A Marina man is headed to state prison for nine years for strangling his wife in 2011, according to the Monterey County District Attorney's Office.
Michael Fortner was convicted of assault by means likely to produce great bodily injury. Prosecutors say he strangled his wife twice on Nov. 4, 2011, causing her to become unconscious.
Last week, Fortner was sentenced to four years in prison on the assault charge and an additional five years for personally inflicting great bodily injury.
Fortner has a history of violence, including a 1999 felony assault on a police officer. Prosecutors said he hit his wife while on vacation in Hawaii in 2010 so hard she lost sight in her left eye. According to court records, the pair did not marry until after the attack in Hawaii. He was not charged in the Hawaii case, however. Monterey County prosecutors sought to prosecute Fortner for that incident but an appeals court later ruled that they did not have the jurisdiction to do so because the incident had happened out of state.

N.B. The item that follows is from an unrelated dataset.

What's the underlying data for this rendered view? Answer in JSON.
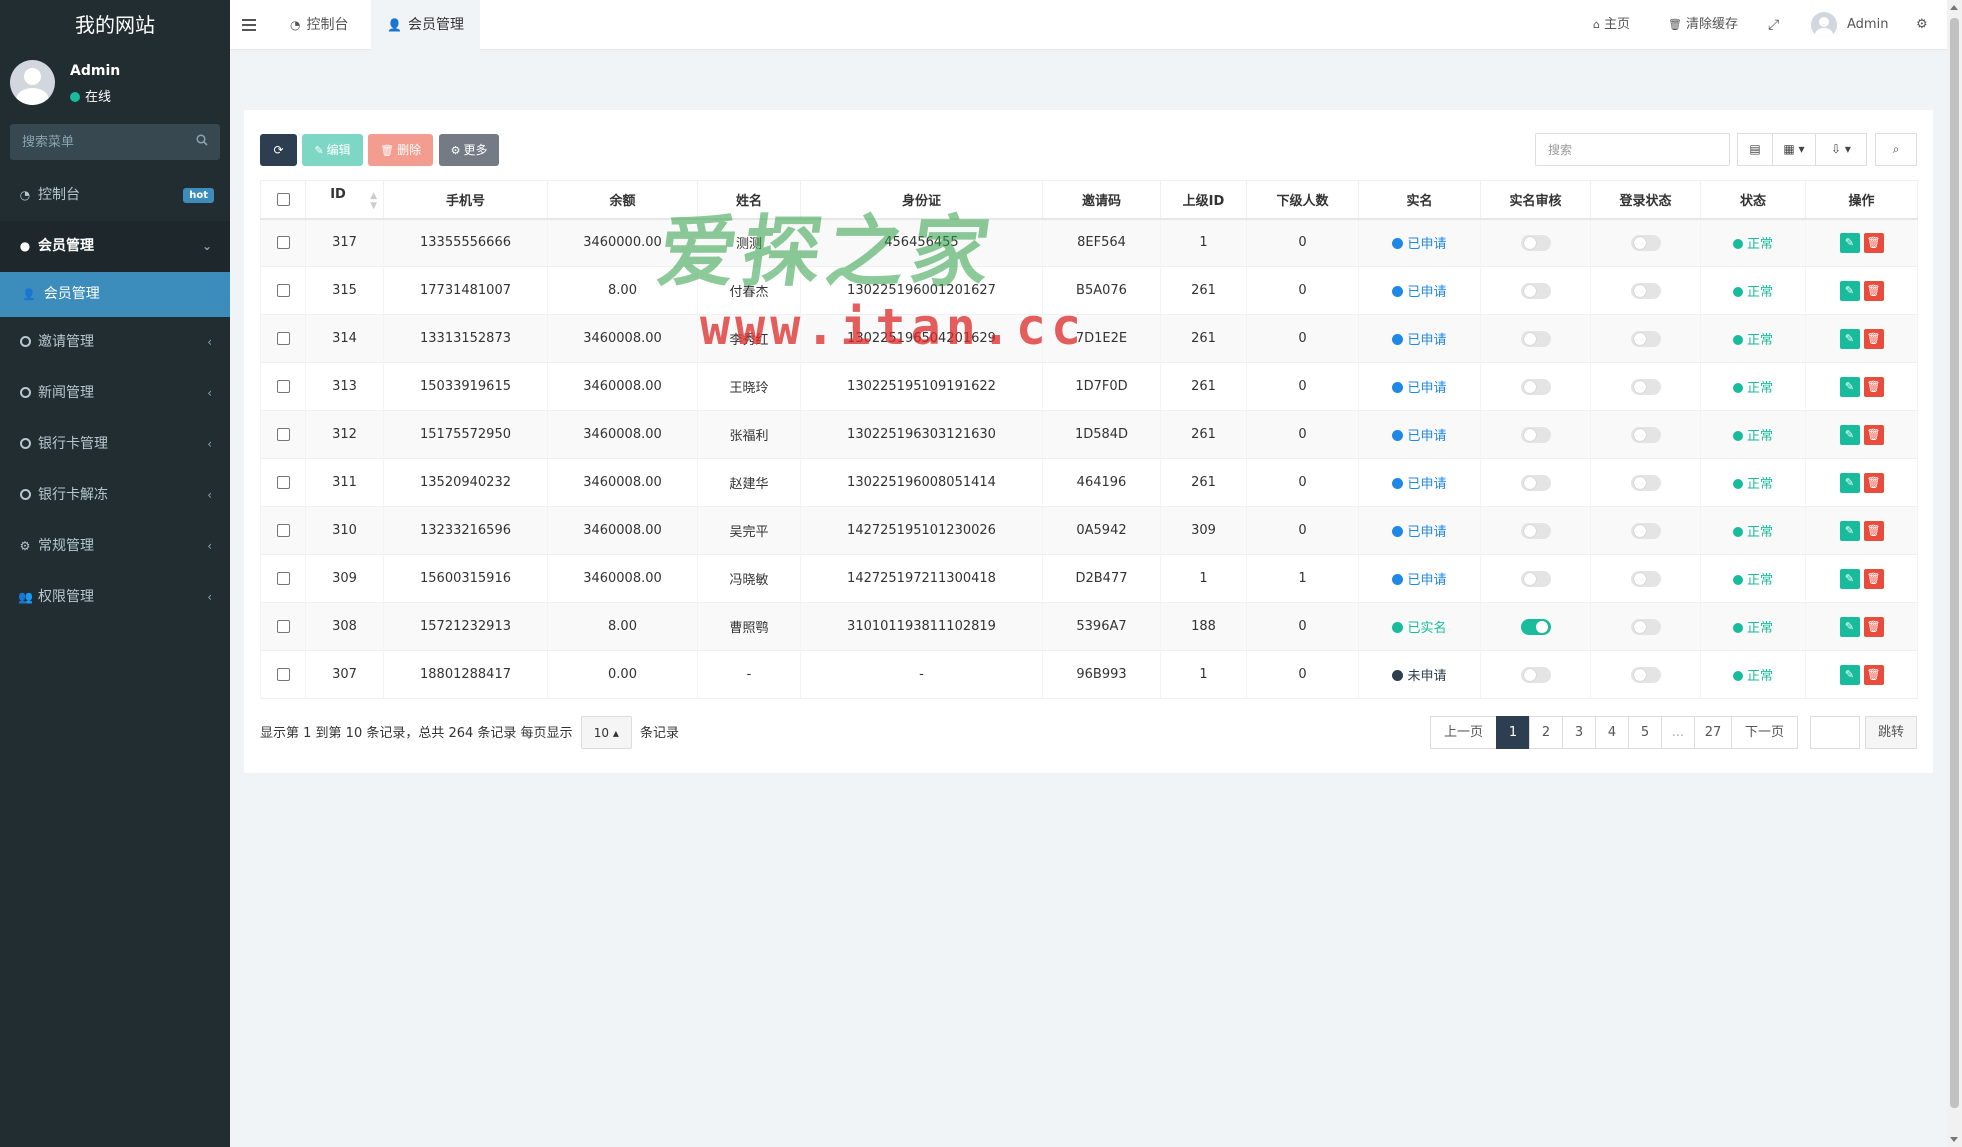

Fortner also was ordered to serve an additional three years to run concurrently for injuring the victim's chest. A second concurrent three-year sentence was added for violating a restraining order by calling his wife from the Monterey County Jail after his arrest.
Strangulation experts testified that a victim of non-lethal strangulation is seven times more likely to become a homicide victim and that lack of oxygen to the brain during an episode of strangulation resulting in unconsciousness can cause severe trauma to the brain.